Looking crappy is not much information. There are a lot of settings in video editors that can make a video look crappy.
If it is choppy, he has to keep the 23 fps or once per second it will look like it is skipping, or even play at seemingly different speeds.
If people look all super slim, he has to keep image ratio the same. If it was shot in 1080p widescreen, he has to keep 16:9 format.
DVD can both have 4:3 or 16:9, so he has to look for 852x480. Usually, you DO NOT input custom resolution, as they are presets
you usually select. The scaling of the image gets mixed up sometimes.
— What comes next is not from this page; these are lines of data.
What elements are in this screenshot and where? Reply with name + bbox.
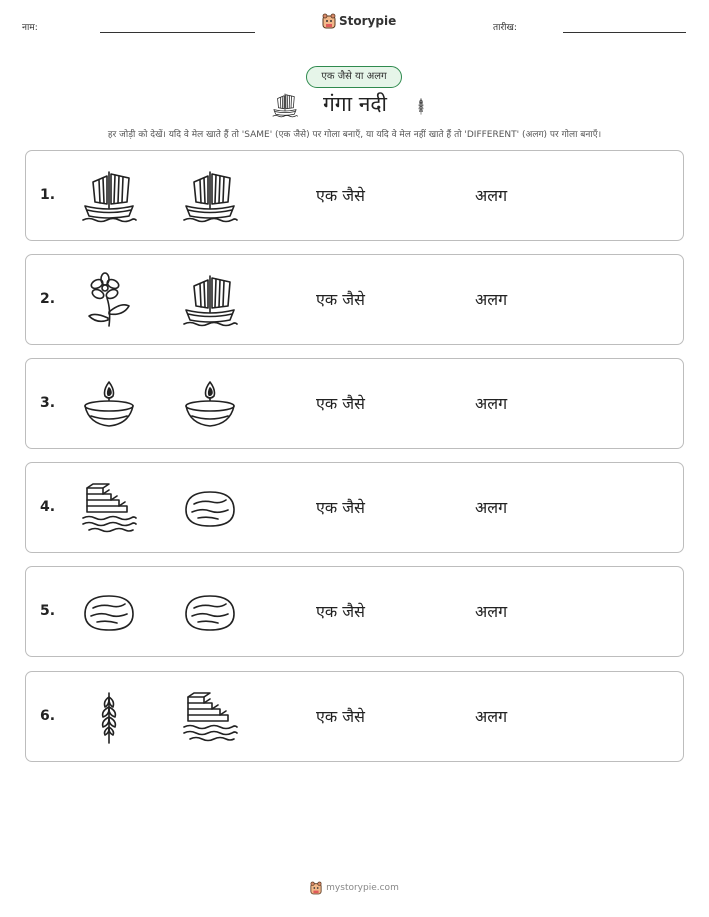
question-number: 2. [40,291,56,307]
different-option[interactable]: अलग [475,290,508,309]
boat-icon [182,272,238,328]
diya-icon [81,376,137,432]
question-row-3 [25,358,684,449]
question-row-5 [25,566,684,657]
storypie-mascot-icon [322,13,336,29]
stone-icon [182,480,238,536]
footer [0,881,709,895]
page-title: गंगा नदी [322,92,387,116]
footer-site-link[interactable]: mystorypie.com [326,883,399,893]
brand-logo [322,13,396,29]
question-number: 1. [40,187,56,203]
instructions: हर जोड़ी को देखें। यदि वे मेल खाते हैं तो 'SAME' (एक जैसे) पर गोला बनाएँ, या यदि वे मेल नहीं खाते हैं तो 'DIFFERENT' (अलग) पर गोला बनाएँ। [107,130,602,140]
ghat-steps-icon [81,480,137,536]
different-option[interactable]: अलग [475,394,508,413]
date-field-line[interactable] [563,32,686,33]
name-field-line[interactable] [100,32,255,33]
boat-icon [182,168,238,224]
question-number: 5. [40,603,56,619]
question-row-4 [25,462,684,553]
different-option[interactable]: अलग [475,498,508,517]
stone-icon [182,584,238,640]
stone-icon [81,584,137,640]
boat-icon [81,168,137,224]
different-option[interactable]: अलग [475,602,508,621]
same-option[interactable]: एक जैसे [316,707,365,726]
same-option[interactable]: एक जैसे [316,290,365,309]
question-row-6 [25,671,684,762]
flower-icon [81,272,137,328]
same-option[interactable]: एक जैसे [316,602,365,621]
name-label: नाम: [22,23,38,33]
worksheet-type-badge: एक जैसे या अलग [306,66,402,88]
brand-name: Storypie [339,14,397,28]
question-row-1 [25,150,684,241]
storypie-mascot-icon [310,881,322,895]
wheat-icon [412,91,430,121]
different-option[interactable]: अलग [475,186,508,205]
different-option[interactable]: अलग [475,707,508,726]
diya-icon [182,376,238,432]
question-number: 4. [40,499,56,515]
ghat-steps-icon [182,689,238,745]
question-number: 3. [40,395,56,411]
date-label: तारीख: [493,23,517,33]
same-option[interactable]: एक जैसे [316,394,365,413]
wheat-icon [81,689,137,745]
same-option[interactable]: एक जैसे [316,498,365,517]
same-option[interactable]: एक जैसे [316,186,365,205]
question-number: 6. [40,708,56,724]
question-row-2 [25,254,684,345]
Third, the compression algorithm, or codec. This is a pain in the butt. He has to select one that keeps file size decent while
maintaining a sufficiently good image quality. I am not familiar with Adobe Encore, as I use another software instead. If he
used a lower quality codec because of the time it asked for the compression, well, there is the problem. Even with a
multi-core CPU or GPU acceleration, converting a one or two hours video takes a good while.
With codecs you usually have to whether set bitrate or set quality. Setting quality is easy, as all you gotta do is set it to high,
and look if the software can fit it on a DVD. You usually have a bar going from green to red at the bottom of the screen when
you are about to burn it. If it's in the red zone, it just won't work. Then you lower the quality preset a bit. If using bitrates,
you have to calculate the maximum allowable bitrate . Keep an overhead for the TOC about 10% of the DVD.
If the video takes more than two hours, use a DVD-9 double layer instead, as it offers more space, so you can keep a higher quality.
Every modern house-common DVD Player is able to read DVD9 unless they are of the first batch.